わが元の姿を尋ぬるという心をうけてよめる
  わが姿たずぬるにまた及ぶまじ ただ天つちに照りわたるもの(御歌209号)

平成22年10月号掲載

 弘化4年(1847)正月、この年の伊勢参宮の代参として教祖様は時尾宗道高弟をお立てになりました。旅支度を整えて出発のご挨拶(あいさつ)に上がった時尾高弟に対して、教祖様は特別懇(ねんご)ろに「どうか天照大御神様にお目通りをしてお帰り下さい」と仰せになりました。
 「はい」と返事をして出発したものの、「大御神様にお目通りするにはどうしたらよいのか…」と、道中そればかりを考え続けた高弟でした。いよいよ伊勢に到着して大前に額(ぬか)ずいても、どうしてもお目通りをすることはできません。そこで、高弟はお祓い修行をつとめながら参宮を続けました。数日経(た)ったある朝、お祓い中の時尾高弟の心に一首の歌が浮かびました。

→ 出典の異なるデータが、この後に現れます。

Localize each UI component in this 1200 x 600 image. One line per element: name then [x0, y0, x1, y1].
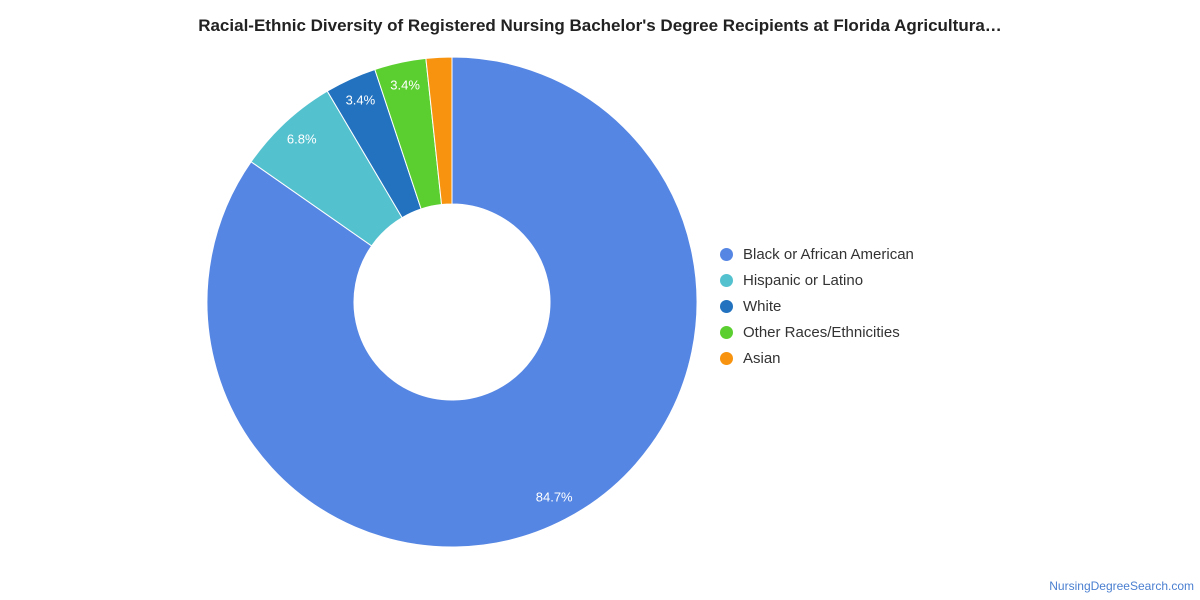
legend-label: White [743, 297, 782, 315]
legend-swatch-icon [720, 247, 733, 261]
legend-item-black-or-african-american[interactable]: Black or African American [720, 241, 914, 267]
slice-black-or-african-american[interactable] [206, 56, 698, 548]
legend-item-hispanic-or-latino[interactable]: Hispanic or Latino [720, 267, 914, 293]
legend-swatch-icon [720, 351, 733, 365]
slice-label-hispanic-or-latino: 6.8% [287, 131, 317, 146]
chart-legend: Black or African American Hispanic or La… [720, 241, 914, 371]
legend-label: Black or African American [743, 245, 914, 263]
legend-label: Other Races/Ethnicities [743, 323, 900, 341]
slice-label-other-races-ethnicities: 3.4% [390, 77, 420, 92]
legend-swatch-icon [720, 325, 733, 339]
legend-swatch-icon [720, 299, 733, 313]
slice-label-black-or-african-american: 84.7% [536, 489, 573, 504]
source-link[interactable]: NursingDegreeSearch.com [1049, 579, 1194, 593]
slice-label-white: 3.4% [346, 92, 376, 107]
legend-label: Asian [743, 349, 781, 367]
slice-asian[interactable] [425, 56, 453, 206]
legend-item-other-races-ethnicities[interactable]: Other Races/Ethnicities [720, 319, 914, 345]
legend-label: Hispanic or Latino [743, 271, 864, 289]
legend-item-white[interactable]: White [720, 293, 914, 319]
legend-item-asian[interactable]: Asian [720, 345, 914, 371]
chart-title: Racial-Ethnic Diversity of Registered Nu… [198, 16, 1002, 35]
legend-swatch-icon [720, 273, 733, 287]
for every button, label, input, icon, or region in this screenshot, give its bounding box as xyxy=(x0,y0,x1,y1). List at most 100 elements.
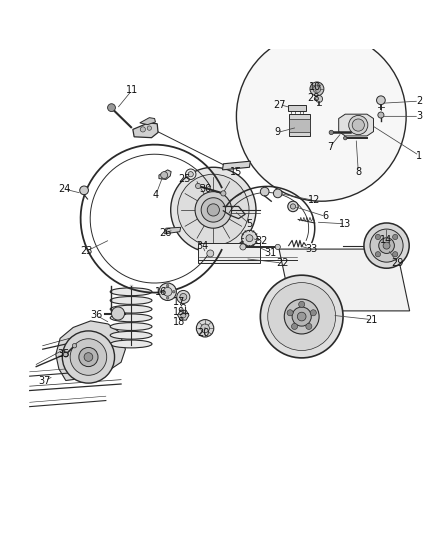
Text: 34: 34 xyxy=(196,240,208,251)
Circle shape xyxy=(166,296,169,299)
Ellipse shape xyxy=(110,288,152,296)
Circle shape xyxy=(378,112,384,118)
Text: 37: 37 xyxy=(39,376,51,385)
Circle shape xyxy=(62,331,115,383)
Circle shape xyxy=(159,283,177,301)
Circle shape xyxy=(260,187,269,196)
Text: 36: 36 xyxy=(90,310,102,320)
Polygon shape xyxy=(288,106,306,111)
Circle shape xyxy=(377,96,385,104)
Circle shape xyxy=(207,250,214,257)
Circle shape xyxy=(383,242,390,249)
Circle shape xyxy=(108,104,116,111)
Text: 7: 7 xyxy=(327,142,333,152)
Polygon shape xyxy=(56,321,125,381)
Circle shape xyxy=(392,235,398,240)
Bar xyxy=(289,114,310,136)
Text: 30: 30 xyxy=(199,184,211,194)
Polygon shape xyxy=(279,249,410,311)
Circle shape xyxy=(292,307,311,326)
Text: 28: 28 xyxy=(307,93,320,103)
Circle shape xyxy=(140,127,145,132)
Text: 13: 13 xyxy=(339,219,351,229)
Circle shape xyxy=(63,352,68,357)
Text: 10: 10 xyxy=(309,82,321,92)
Circle shape xyxy=(379,238,394,254)
Text: 4: 4 xyxy=(153,190,159,200)
Text: 11: 11 xyxy=(126,85,138,95)
Circle shape xyxy=(268,282,336,351)
Polygon shape xyxy=(165,228,181,234)
Circle shape xyxy=(310,310,316,316)
Text: 17: 17 xyxy=(173,297,185,307)
Bar xyxy=(289,118,310,132)
Circle shape xyxy=(79,348,98,367)
Ellipse shape xyxy=(110,305,152,313)
Circle shape xyxy=(273,189,282,198)
Text: 2: 2 xyxy=(416,96,422,106)
Circle shape xyxy=(163,287,172,296)
Circle shape xyxy=(185,169,196,180)
Text: 8: 8 xyxy=(355,167,361,176)
Circle shape xyxy=(306,324,312,329)
Text: 1: 1 xyxy=(416,150,422,160)
Polygon shape xyxy=(339,114,374,136)
Text: 24: 24 xyxy=(58,184,71,194)
Circle shape xyxy=(178,174,249,246)
Circle shape xyxy=(370,229,403,262)
Circle shape xyxy=(72,344,77,348)
Text: 22: 22 xyxy=(276,258,288,268)
Text: 15: 15 xyxy=(230,167,243,176)
Circle shape xyxy=(316,95,322,102)
Circle shape xyxy=(329,130,333,135)
Text: 12: 12 xyxy=(307,196,320,205)
Text: 16: 16 xyxy=(155,287,168,297)
Circle shape xyxy=(166,284,169,287)
Circle shape xyxy=(195,183,201,189)
Circle shape xyxy=(70,339,107,375)
Circle shape xyxy=(392,252,398,257)
Circle shape xyxy=(160,290,163,293)
Circle shape xyxy=(221,191,226,196)
Text: 25: 25 xyxy=(178,174,191,184)
Circle shape xyxy=(84,353,93,361)
Circle shape xyxy=(201,324,209,333)
Circle shape xyxy=(207,204,219,216)
Circle shape xyxy=(240,244,246,250)
Ellipse shape xyxy=(110,322,152,330)
Polygon shape xyxy=(159,170,171,180)
Text: 23: 23 xyxy=(80,246,92,256)
Circle shape xyxy=(375,235,381,240)
Circle shape xyxy=(284,299,319,334)
Circle shape xyxy=(313,85,321,93)
Circle shape xyxy=(161,172,168,179)
Text: 9: 9 xyxy=(275,127,281,138)
Circle shape xyxy=(171,167,256,253)
Circle shape xyxy=(237,31,406,201)
Circle shape xyxy=(364,223,409,268)
Circle shape xyxy=(290,204,296,209)
Polygon shape xyxy=(140,118,155,125)
Circle shape xyxy=(343,136,347,140)
Ellipse shape xyxy=(110,314,152,322)
Circle shape xyxy=(299,301,305,308)
Polygon shape xyxy=(223,161,251,170)
Circle shape xyxy=(352,119,364,131)
Text: 3: 3 xyxy=(416,111,422,122)
Text: 32: 32 xyxy=(255,236,268,246)
Circle shape xyxy=(188,172,193,177)
Circle shape xyxy=(201,198,226,222)
Circle shape xyxy=(80,186,88,195)
Text: 14: 14 xyxy=(381,235,393,245)
Text: 26: 26 xyxy=(160,228,172,238)
Circle shape xyxy=(260,275,343,358)
Circle shape xyxy=(195,192,232,228)
Polygon shape xyxy=(133,123,158,138)
Circle shape xyxy=(349,116,368,135)
Circle shape xyxy=(287,310,293,316)
Text: 5: 5 xyxy=(246,219,253,229)
Circle shape xyxy=(147,126,152,130)
Text: 29: 29 xyxy=(391,258,404,268)
Text: 18: 18 xyxy=(173,317,185,327)
Text: 27: 27 xyxy=(274,100,286,110)
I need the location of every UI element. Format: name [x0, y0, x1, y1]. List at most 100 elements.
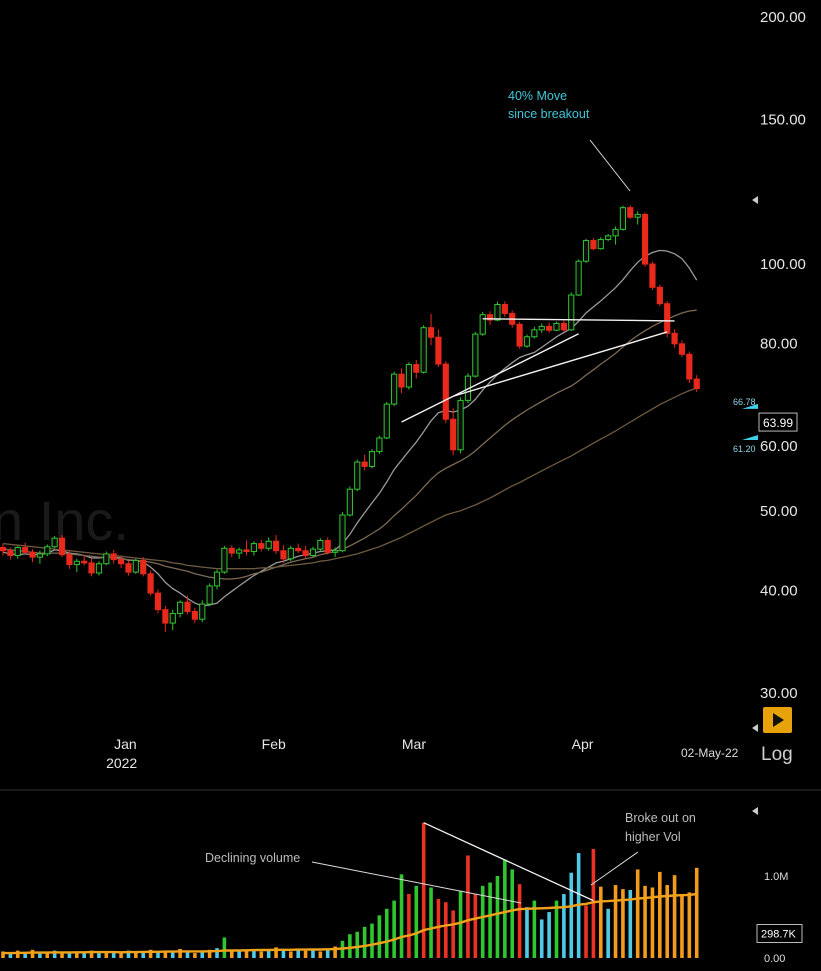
- annotation-pointer: [311, 861, 522, 904]
- candle-body: [641, 213, 649, 265]
- volume-bar: [598, 886, 603, 958]
- volume-bar: [266, 949, 271, 958]
- volume-bar: [237, 951, 241, 958]
- volume-tick-label: 1.0M: [764, 871, 788, 883]
- volume-bar: [126, 950, 131, 958]
- candle-body: [206, 585, 213, 605]
- annotation-text: Declining volume: [205, 851, 300, 865]
- volume-bar: [111, 952, 116, 958]
- volume-bar: [458, 890, 463, 958]
- volume-moving-average: [3, 892, 697, 955]
- volume-bar: [421, 822, 426, 958]
- candle-body: [590, 240, 597, 250]
- volume-bar: [244, 950, 249, 958]
- volume-bar: [362, 926, 367, 958]
- volume-bar: [429, 887, 433, 958]
- moving-average-line: [2, 387, 697, 570]
- volume-bars: [1, 822, 699, 958]
- trendline: [482, 318, 675, 322]
- x-tick-label: Jan: [114, 736, 137, 752]
- volume-bar: [672, 875, 677, 958]
- candle-body: [405, 364, 412, 388]
- volume-bar: [311, 948, 315, 958]
- volume-bar: [141, 952, 146, 958]
- candle-body: [58, 537, 66, 556]
- volume-axis: 1.0M 0.00 298.7K: [752, 807, 803, 965]
- volume-bar: [355, 931, 360, 958]
- candle-body: [280, 550, 287, 560]
- volume-bar: [377, 915, 382, 958]
- candles: [0, 205, 700, 633]
- volume-bar: [52, 950, 57, 958]
- candle-body: [376, 437, 383, 453]
- volume-bar: [348, 934, 352, 958]
- price-trendlines: [401, 318, 675, 423]
- volume-bar: [333, 946, 337, 958]
- price-axis: 200.00 150.00 100.00 80.00 60.00 50.00 40.00 30…: [733, 9, 806, 732]
- candle-body: [81, 560, 88, 564]
- candle-body: [605, 235, 612, 241]
- volume-moving-average-line: [3, 892, 697, 955]
- candle-body: [612, 228, 619, 237]
- candle-body: [479, 314, 486, 335]
- scroll-to-latest-button[interactable]: [763, 707, 792, 733]
- volume-bar: [687, 892, 692, 958]
- volume-bar: [30, 949, 35, 958]
- candle-body: [442, 363, 449, 420]
- ma-marker-icon: [742, 403, 758, 409]
- volume-bar: [621, 889, 625, 958]
- volume-bar: [207, 949, 212, 958]
- volume-bar: [45, 951, 50, 958]
- volume-bar: [407, 894, 411, 958]
- volume-bar: [75, 951, 79, 958]
- volume-bar: [650, 887, 655, 958]
- volume-bar: [163, 950, 168, 958]
- candle-body: [0, 547, 7, 552]
- volume-bar: [554, 900, 559, 958]
- volume-bar: [584, 905, 588, 958]
- volume-bar: [658, 871, 662, 958]
- log-scale-toggle[interactable]: Log: [761, 744, 793, 765]
- year-label: 2022: [106, 755, 137, 771]
- volume-bar: [289, 951, 293, 958]
- candle-body: [634, 213, 641, 218]
- candle-body: [457, 399, 464, 451]
- volume-bar: [384, 908, 389, 958]
- moving-average-line: [2, 309, 697, 580]
- volume-bar: [473, 894, 478, 958]
- candle-body: [51, 537, 58, 548]
- volume-trendline: [423, 822, 594, 902]
- candle-body: [560, 322, 567, 331]
- volume-bar: [495, 876, 500, 958]
- axis-marker-icon: [752, 196, 758, 204]
- trendline: [401, 333, 579, 423]
- candle-body: [656, 286, 663, 305]
- price-annotations: 40% Move since breakout: [508, 89, 631, 192]
- candle-body: [516, 323, 523, 347]
- candle-body: [309, 548, 317, 557]
- x-tick-label: Mar: [402, 736, 426, 752]
- volume-bar: [525, 907, 529, 958]
- volume-bar: [444, 902, 448, 958]
- candle-body: [191, 611, 198, 620]
- price-grid: n Inc.: [0, 489, 821, 791]
- volume-bar: [15, 950, 20, 958]
- volume-bar: [591, 848, 596, 958]
- candle-body: [678, 343, 686, 355]
- volume-bar: [82, 952, 86, 958]
- volume-bar: [517, 884, 522, 958]
- annotation-text: Broke out on: [625, 811, 696, 825]
- volume-bar: [488, 882, 492, 958]
- candle-body: [302, 550, 309, 557]
- candle-body: [582, 240, 590, 262]
- candle-body: [450, 418, 457, 451]
- candle-body: [486, 314, 494, 321]
- volume-bar: [451, 910, 455, 958]
- candle-body: [420, 327, 427, 373]
- annotation-text: higher Vol: [625, 830, 681, 844]
- y-tick-label: 50.00: [760, 503, 798, 520]
- candle-body: [14, 547, 21, 557]
- candle-body: [324, 539, 331, 553]
- candle-body: [110, 553, 117, 561]
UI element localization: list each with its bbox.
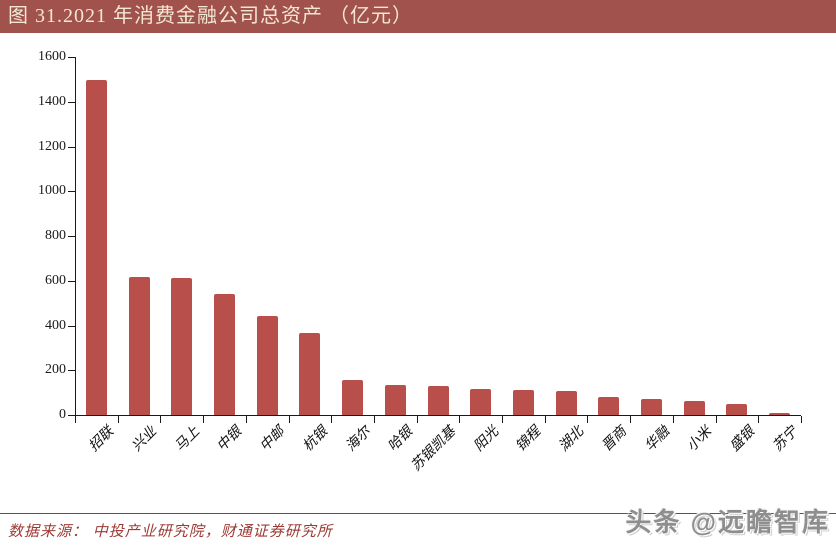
- x-axis-tick: [459, 416, 461, 423]
- x-axis-label: 马上: [172, 424, 203, 455]
- x-axis-tick: [502, 416, 504, 423]
- y-axis-tick-label: 600: [45, 272, 66, 288]
- x-axis-label: 海尔: [343, 424, 374, 455]
- y-axis-tick-label: 1600: [38, 49, 66, 64]
- y-axis-line: [75, 57, 76, 415]
- bar-苏宁: [769, 412, 791, 415]
- bar-海尔: [342, 380, 364, 415]
- bar-晋商: [598, 397, 620, 415]
- x-axis-label: 中邮: [257, 424, 289, 455]
- x-axis-tick: [117, 416, 119, 423]
- y-axis-tick: [68, 191, 75, 193]
- bar-招联: [85, 80, 107, 415]
- bar-中邮: [256, 315, 278, 415]
- x-axis-label: 中银: [214, 424, 246, 455]
- watermark-logo: 头条 @远瞻智库: [625, 507, 830, 537]
- x-axis-tick: [416, 416, 418, 423]
- x-axis-tick: [758, 416, 760, 423]
- x-axis-tick: [672, 416, 674, 423]
- y-axis-tick: [68, 101, 75, 103]
- y-axis-tick: [68, 280, 75, 282]
- bar-盛银: [726, 403, 748, 415]
- figure-title-bar: 图 31.2021 年消费金融公司总资产 （亿元）: [0, 0, 836, 33]
- x-axis-label: 苏宁: [770, 424, 801, 455]
- y-axis-tick: [68, 146, 75, 148]
- y-axis-tick: [68, 370, 75, 372]
- bar-小米: [683, 400, 705, 415]
- bar-苏银凯基: [427, 385, 449, 415]
- x-axis-tick: [801, 416, 802, 423]
- x-axis-label: 盛银: [727, 424, 758, 455]
- bar-杭银: [299, 333, 321, 415]
- x-axis-tick: [245, 416, 247, 423]
- bar-兴业: [128, 276, 150, 415]
- x-axis-tick: [288, 416, 290, 423]
- x-axis-label: 湖北: [556, 424, 588, 455]
- x-axis-tick: [373, 416, 375, 423]
- x-axis-label: 华融: [642, 424, 673, 455]
- x-axis-label: 晋商: [599, 424, 630, 455]
- x-axis-tick: [331, 416, 333, 423]
- y-axis-tick-label: 0: [59, 407, 66, 422]
- y-axis-tick-label: 1400: [38, 93, 66, 109]
- x-axis-label: 兴业: [129, 424, 160, 455]
- y-axis-tick-label: 400: [45, 317, 66, 333]
- y-axis-tick-label: 200: [45, 362, 66, 378]
- bar-中银: [213, 293, 235, 415]
- y-axis-tick: [68, 57, 75, 58]
- bar-chart: 0 200 400 600 800 1000 1200 1400 1600 招联 兴业 马上 中银 中邮…: [0, 33, 836, 513]
- x-axis-tick: [75, 416, 76, 423]
- x-axis-label: 阳光: [471, 424, 502, 455]
- bar-阳光: [470, 388, 492, 415]
- x-axis-label: 锦程: [513, 424, 545, 455]
- bar-华融: [641, 398, 663, 415]
- y-axis-tick: [68, 415, 75, 416]
- y-axis-tick-label: 800: [45, 228, 66, 243]
- x-axis-label: 哈银: [385, 424, 417, 455]
- footer: 数据来源： 中投产业研究院，财通证券研究所 头条 @远瞻智库: [0, 507, 836, 546]
- x-axis-label: 小米: [684, 424, 716, 455]
- x-axis-tick: [203, 416, 205, 423]
- x-axis-line: [75, 415, 801, 416]
- x-axis-label: 苏银凯基: [408, 424, 459, 475]
- bar-马上: [171, 278, 193, 415]
- x-axis-tick: [715, 416, 717, 423]
- y-axis-tick: [68, 236, 75, 237]
- bar-湖北: [555, 390, 577, 415]
- bar-哈银: [384, 384, 406, 415]
- data-source-note: 数据来源： 中投产业研究院，财通证券研究所: [8, 524, 333, 540]
- y-axis-tick: [68, 325, 75, 327]
- x-axis-tick: [544, 416, 546, 423]
- x-axis-tick: [630, 416, 632, 423]
- y-axis-tick-label: 1000: [38, 183, 66, 199]
- y-axis-tick-label: 1200: [38, 138, 66, 154]
- bar-锦程: [512, 389, 534, 415]
- x-axis-tick: [587, 416, 589, 423]
- figure-title: 图 31.2021 年消费金融公司总资产 （亿元）: [8, 5, 413, 27]
- x-axis-label: 招联: [86, 424, 118, 455]
- x-axis-label: 杭银: [300, 424, 331, 455]
- x-axis-tick: [160, 416, 162, 423]
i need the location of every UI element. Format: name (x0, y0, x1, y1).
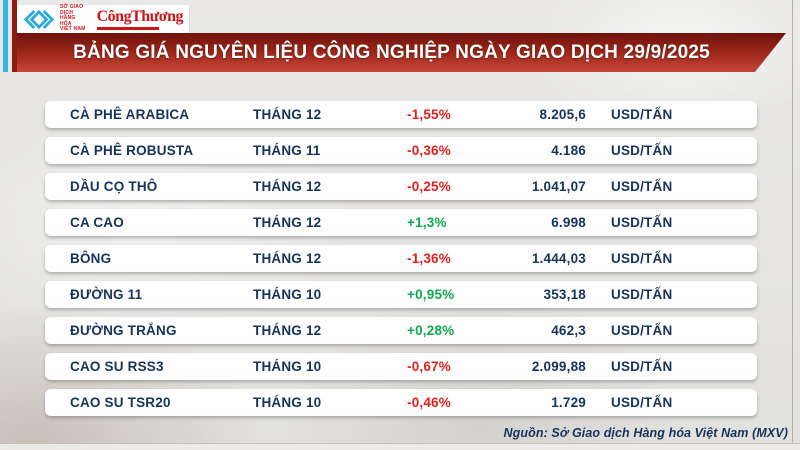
row-price: 4.186 (551, 143, 586, 158)
contract-month: THÁNG 12 (253, 107, 322, 122)
table-row: ĐƯỜNG 11 THÁNG 10 +0,95% 353,18 USD/TẤN (45, 281, 757, 308)
commodity-name: CÀ PHÊ ARABICA (70, 107, 190, 122)
row-price: 462,3 (551, 323, 586, 338)
table-row: CAO SU RSS3 THÁNG 10 -0,67% 2.099,88 USD… (45, 353, 757, 380)
row-unit: USD/TẤN (611, 359, 673, 374)
table-row: CAO SU TSR20 THÁNG 10 -0,46% 1.729 USD/T… (45, 389, 757, 416)
contract-month: THÁNG 10 (253, 395, 322, 410)
commodity-name: DẦU CỌ THÔ (70, 179, 158, 194)
congthuong-logo: CôngThương (96, 8, 184, 30)
right-border-line (792, 0, 793, 450)
source-note: Nguồn: Sở Giao dịch Hàng hóa Việt Nam (M… (503, 426, 788, 440)
table-row: BÔNG THÁNG 12 -1,36% 1.444,03 USD/TẤN (45, 245, 757, 272)
contract-month: THÁNG 10 (253, 359, 322, 374)
table-row: ĐƯỜNG TRẮNG THÁNG 12 +0,28% 462,3 USD/TẤ… (45, 317, 757, 344)
row-change: -0,25% (407, 179, 451, 194)
commodity-name: CA CAO (70, 215, 124, 230)
congthuong-wordmark: CôngThương (96, 8, 184, 25)
table-row: CÀ PHÊ ARABICA THÁNG 12 -1,55% 8.205,6 U… (45, 101, 757, 128)
congthuong-tagline-bar (96, 27, 159, 30)
title-banner: BẢNG GIÁ NGUYÊN LIỆU CÔNG NGHIỆP NGÀY GI… (17, 33, 786, 72)
row-price: 353,18 (543, 287, 586, 302)
mxv-exchange-name: SỞ GIAO DỊCH HÀNG HÓA VIỆT NAM (60, 4, 86, 33)
contract-month: THÁNG 12 (253, 215, 322, 230)
row-change: -1,36% (407, 251, 451, 266)
row-change: -0,67% (407, 359, 451, 374)
row-change: -0,36% (407, 143, 451, 158)
row-unit: USD/TẤN (611, 395, 673, 410)
mxv-logo-icon (23, 9, 55, 30)
row-unit: USD/TẤN (611, 179, 673, 194)
commodity-name: ĐƯỜNG TRẮNG (70, 323, 177, 338)
contract-month: THÁNG 11 (253, 143, 321, 158)
page-title: BẢNG GIÁ NGUYÊN LIỆU CÔNG NGHIỆP NGÀY GI… (73, 41, 710, 63)
brand-logos: SỞ GIAO DỊCH HÀNG HÓA VIỆT NAM CôngThươn… (17, 4, 189, 33)
row-unit: USD/TẤN (611, 143, 673, 158)
row-price: 8.205,6 (539, 107, 586, 122)
contract-month: THÁNG 12 (253, 323, 322, 338)
commodity-name: BÔNG (70, 251, 112, 266)
row-unit: USD/TẤN (611, 251, 673, 266)
row-price: 1.444,03 (531, 251, 586, 266)
row-unit: USD/TẤN (611, 215, 673, 230)
bottom-edge-strip (0, 443, 800, 450)
row-change: +0,28% (407, 323, 455, 338)
row-change: +0,95% (407, 287, 455, 302)
contract-month: THÁNG 12 (253, 251, 322, 266)
price-table: CÀ PHÊ ARABICA THÁNG 12 -1,55% 8.205,6 U… (45, 101, 757, 425)
row-unit: USD/TẤN (611, 107, 673, 122)
contract-month: THÁNG 10 (253, 287, 322, 302)
row-price: 2.099,88 (531, 359, 586, 374)
row-unit: USD/TẤN (611, 323, 673, 338)
row-price: 1.729 (551, 395, 586, 410)
row-change: +1,3% (407, 215, 447, 230)
row-change: -1,55% (407, 107, 451, 122)
commodity-name: CÀ PHÊ ROBUSTA (70, 143, 194, 158)
accent-stripe-maroon (12, 0, 17, 72)
table-row: CÀ PHÊ ROBUSTA THÁNG 11 -0,36% 4.186 USD… (45, 137, 757, 164)
row-price: 1.041,07 (531, 179, 586, 194)
table-row: DẦU CỌ THÔ THÁNG 12 -0,25% 1.041,07 USD/… (45, 173, 757, 200)
commodity-name: ĐƯỜNG 11 (70, 287, 143, 302)
row-price: 6.998 (551, 215, 586, 230)
row-change: -0,46% (407, 395, 451, 410)
accent-stripe-blue (3, 0, 8, 72)
commodity-name: CAO SU RSS3 (70, 359, 164, 374)
table-row: CA CAO THÁNG 12 +1,3% 6.998 USD/TẤN (45, 209, 757, 236)
commodity-name: CAO SU TSR20 (70, 395, 171, 410)
contract-month: THÁNG 12 (253, 179, 322, 194)
row-unit: USD/TẤN (611, 287, 673, 302)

「唐土(もろこし)の山の彼方の小咄(こばなし)も 耳がなければ聞こようものを」

 その瞬間、御正宮の方から一陣の風が吹いて来ると同時に大御神様とのお目通りを確信した高弟は、直ちに帰路に就いたのでした。教祖様の元に帰着した時尾高弟は、半月を要する道中全く冷めることのなかった感激の胸の内を早速に御神前で説き語りました。とてもお喜びになった教祖様は、「この左京も、ただ今お目通りをいたしました」と仰せになったということです。
 「天照大御神様にお目通りをする」とは、想像もできない話ですが、その大御神様とご一体の場にいらっしゃる御心を教祖様が烈々と詠(よ)まれたのが今月の御教えです。私たち黒住教道づれにあっては、「毎朝の御日拝こそ、教祖様にお目通りをする時」と信じて、只管(ひたすら)感謝、感激一入(ひとしお)の境地を目指して、ともに日拝修行につとめましょう。
 参勤交代で江戸詰めになる若き門人尾関丈五郎氏や田口愛三氏に、
「毎朝日拝にお目にかかり候(そうろう)つもりにござ候。お忘れ下さるまじく候」(御文136号)、
「毎朝お目にかかり候つもりに日拝仕(つかまつ)り候間、ご油断もなさるまじく」(御文137号)
と厳しくご指導下さっている教祖様の御言葉は、私たちに向けられたものでもあるのですから…。